Впрочем, своими размышлениями я делиться не собирался.
Приблизительно неделю до того серого дня я придумывал способ позволяющий уйти побыстрее и понадежнее. Хотел было забраться на крышу, соблазнившись быстротой и надежностью, но детская боязнь высоты подсказала мне, что самая высшая точка, на какую я, хоть и не без труда, но смогу подняться, это обычный табурет.
Вот на таком обычном табурете я и стоял в тот момент, когда внезапно сделалось тоскливо от того, что за окном любимая погода. Помнится, даже всплакнулось немного, накатили воспоминания детства, и вся философия вдруг забылась, как забылось и то, что подо мною крохотный деревянный квадрат. Казалось, я просто стою и смотрю в окно на милую сердцу серость.
А потом мне захотелось выйти на улицу, побродить, подышать теплым влажным воздухом. Я сделал уже было шаг к шкафу, в котором висела одежда, как вдруг что-то будто клещами сдавило мое горло.
Этого мне не забыть. Я бился и вырывался из цепких пальцев, не пускающих меня на улицу. Внутри меня что-то клокотало и лопалось, а в глазах темнота перемежалась с новогодним фейерверком. Наконец осознав, что с клещами не совладать, я прекратил сопротивление и затаил дыхание. От этого сделалось несколько легче, и хотя режущая боль в горле не проходила, зрение потихоньку вернулось, а грубые пальцы разжались. Потом оказалось, что дышать вовсе не обязательно, и это меня обрадовало.
Что-то странное происходило с комнатой, она словно бы раскачивалась перед глазами, но все медленнее и медленнее, а под ногами не чувствовалось привычной опоры. Ничего не понимая, я попытался повернуться к окну, но тело не двигалось. Жирная муха прожужжала и уселась мне на лицо, прошлась неспешно по щеке, потом переползла на глаз и принялась что-то там вынюхивать. Это было отвратительно — я не мог даже моргнуть, чтобы согнать ее.
И вдруг все стало очень понятным: и неподвижность, и режущая боль, и странное замедляющееся покачивание комнаты.
Об этом тяжело вспоминать, но что я имею, кроме воспоминаний?
День сменился ночью, ночь — днем, потом это повторилось снова. Комната давно уже не раскачивалась. Я начал чувствовать какой- то неприятный запах, который почему-то очень нравился жирной мухе.

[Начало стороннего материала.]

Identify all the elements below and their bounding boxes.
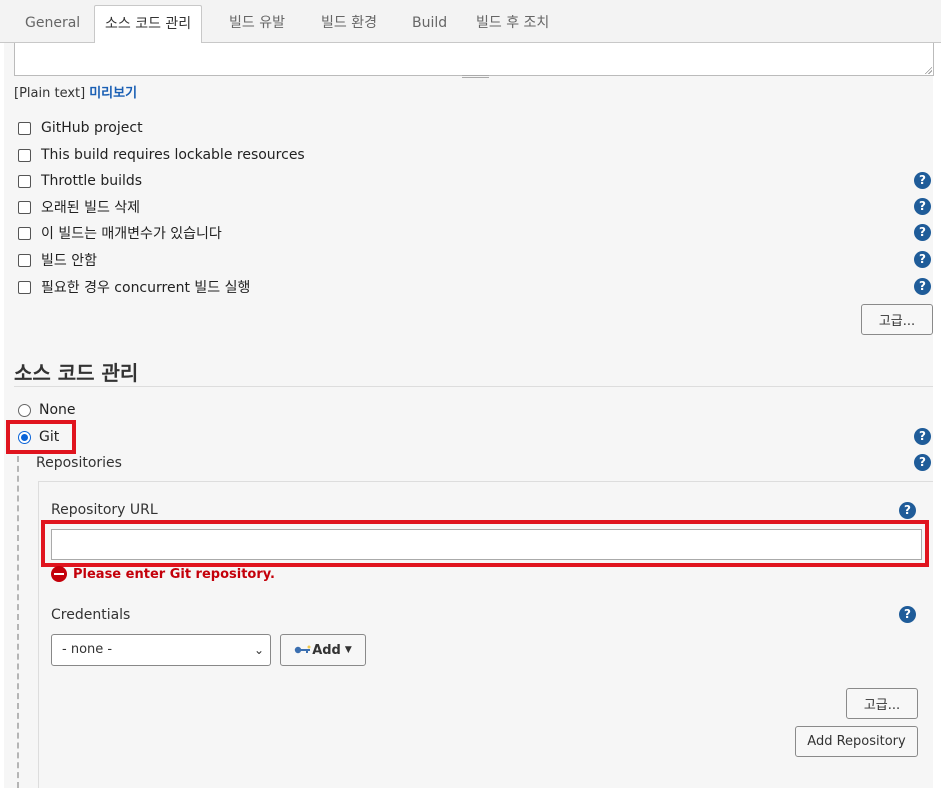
preview-link[interactable]: 미리보기 [89, 86, 137, 101]
key-icon [294, 645, 311, 654]
tab-build[interactable]: Build [402, 5, 457, 43]
add-button-label: Add [312, 642, 341, 658]
error-message: Please enter Git repository. [73, 566, 275, 582]
option-label: 이 빌드는 매개변수가 있습니다 [41, 226, 222, 242]
textarea-drag-grip[interactable] [462, 75, 489, 78]
option-concurrent-builds[interactable]: 필요한 경우 concurrent 빌드 실행 [18, 277, 250, 297]
section-divider [14, 386, 933, 387]
checkbox[interactable] [18, 253, 31, 267]
help-icon[interactable]: ? [914, 428, 931, 445]
radio-button[interactable] [18, 403, 31, 417]
section-title-scm: 소스 코드 관리 [14, 361, 139, 385]
tab-post-build-actions[interactable]: 빌드 후 조치 [466, 5, 559, 43]
scm-option-none[interactable]: None [18, 400, 76, 420]
checkbox[interactable] [18, 280, 31, 294]
option-label: 오래된 빌드 삭제 [41, 200, 141, 216]
option-label: Throttle builds [41, 173, 143, 189]
option-disable-build[interactable]: 빌드 안함 [18, 250, 97, 270]
option-label: 빌드 안함 [41, 253, 97, 269]
help-icon[interactable]: ? [914, 198, 931, 215]
option-label: GitHub project [41, 120, 143, 136]
help-icon[interactable]: ? [899, 606, 916, 623]
checkbox[interactable] [18, 121, 31, 135]
credentials-select[interactable]: - none - ⌄ [51, 634, 271, 666]
nesting-guide-line [17, 456, 19, 788]
checkbox[interactable] [18, 200, 31, 214]
textarea-resize-handle[interactable] [924, 66, 932, 74]
option-parameterized[interactable]: 이 빌드는 매개변수가 있습니다 [18, 223, 222, 243]
checkbox[interactable] [18, 148, 31, 162]
help-icon[interactable]: ? [914, 172, 931, 189]
highlight-box-git [6, 420, 76, 454]
option-throttle-builds[interactable]: Throttle builds [18, 171, 142, 191]
markup-format-note: [Plain text] 미리보기 [14, 82, 137, 101]
repository-url-error: Please enter Git repository. [51, 566, 275, 582]
credentials-label: Credentials [51, 607, 131, 623]
credentials-selected-value: - none - [62, 642, 113, 657]
config-tab-bar: General 소스 코드 관리 빌드 유발 빌드 환경 Build 빌드 후 … [0, 0, 941, 44]
caret-down-icon: ▼ [344, 645, 352, 655]
repository-advanced-button[interactable]: 고급... [846, 688, 918, 719]
checkbox[interactable] [18, 174, 31, 188]
tab-build-environment[interactable]: 빌드 환경 [311, 5, 387, 43]
add-repository-button[interactable]: Add Repository [795, 726, 918, 757]
help-icon[interactable]: ? [914, 454, 931, 471]
help-icon[interactable]: ? [914, 278, 931, 295]
radio-label: None [39, 402, 76, 418]
option-discard-old-builds[interactable]: 오래된 빌드 삭제 [18, 197, 140, 217]
checkbox[interactable] [18, 226, 31, 240]
option-label: This build requires lockable resources [41, 147, 305, 163]
option-lockable-resources[interactable]: This build requires lockable resources [18, 145, 305, 165]
repositories-label: Repositories [36, 455, 122, 471]
repository-url-label: Repository URL [51, 502, 158, 518]
error-icon [51, 566, 67, 582]
help-icon[interactable]: ? [914, 224, 931, 241]
option-github-project[interactable]: GitHub project [18, 118, 143, 138]
chevron-down-icon: ⌄ [253, 643, 264, 657]
tab-source-code-management[interactable]: 소스 코드 관리 [94, 5, 203, 44]
help-icon[interactable]: ? [899, 502, 916, 519]
add-credentials-button[interactable]: Add ▼ [280, 634, 366, 666]
plain-text-label: [Plain text] [14, 86, 86, 101]
tab-general[interactable]: General [15, 5, 90, 43]
option-label: 필요한 경우 concurrent 빌드 실행 [41, 280, 251, 296]
highlight-box-repository-url [41, 520, 929, 567]
advanced-button[interactable]: 고급... [861, 304, 933, 335]
description-textarea[interactable] [14, 43, 934, 76]
help-icon[interactable]: ? [914, 251, 931, 268]
tab-build-triggers[interactable]: 빌드 유발 [219, 5, 295, 43]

На четвертый день сильный шум отвлек меня от невеселых раздумий. Несколько человек, все больше при исполнении, вошли в комнату и уставились на меня круглыми глазами, а я не мог с ними даже поздороваться. Двое из них подошли поближе и нежно освободили от мучавшей меня с того дня режущей горло боли. Потом уложили на пол и, опустив теплыми, пахнущими табаком пальцами веки накрыли простынкой и оставили одного. Я лежал в темноте и прислушивался к голосам, раздававшимся из соседней комнаты. Слышно было плохо. Кажется, кого-то о чем-то расспрашивали, вроде бы упомянули обо мне.
Мне не нравилась темнота, к тому же пол был холодным и жестким; и вообще, все это уже порядком надоело.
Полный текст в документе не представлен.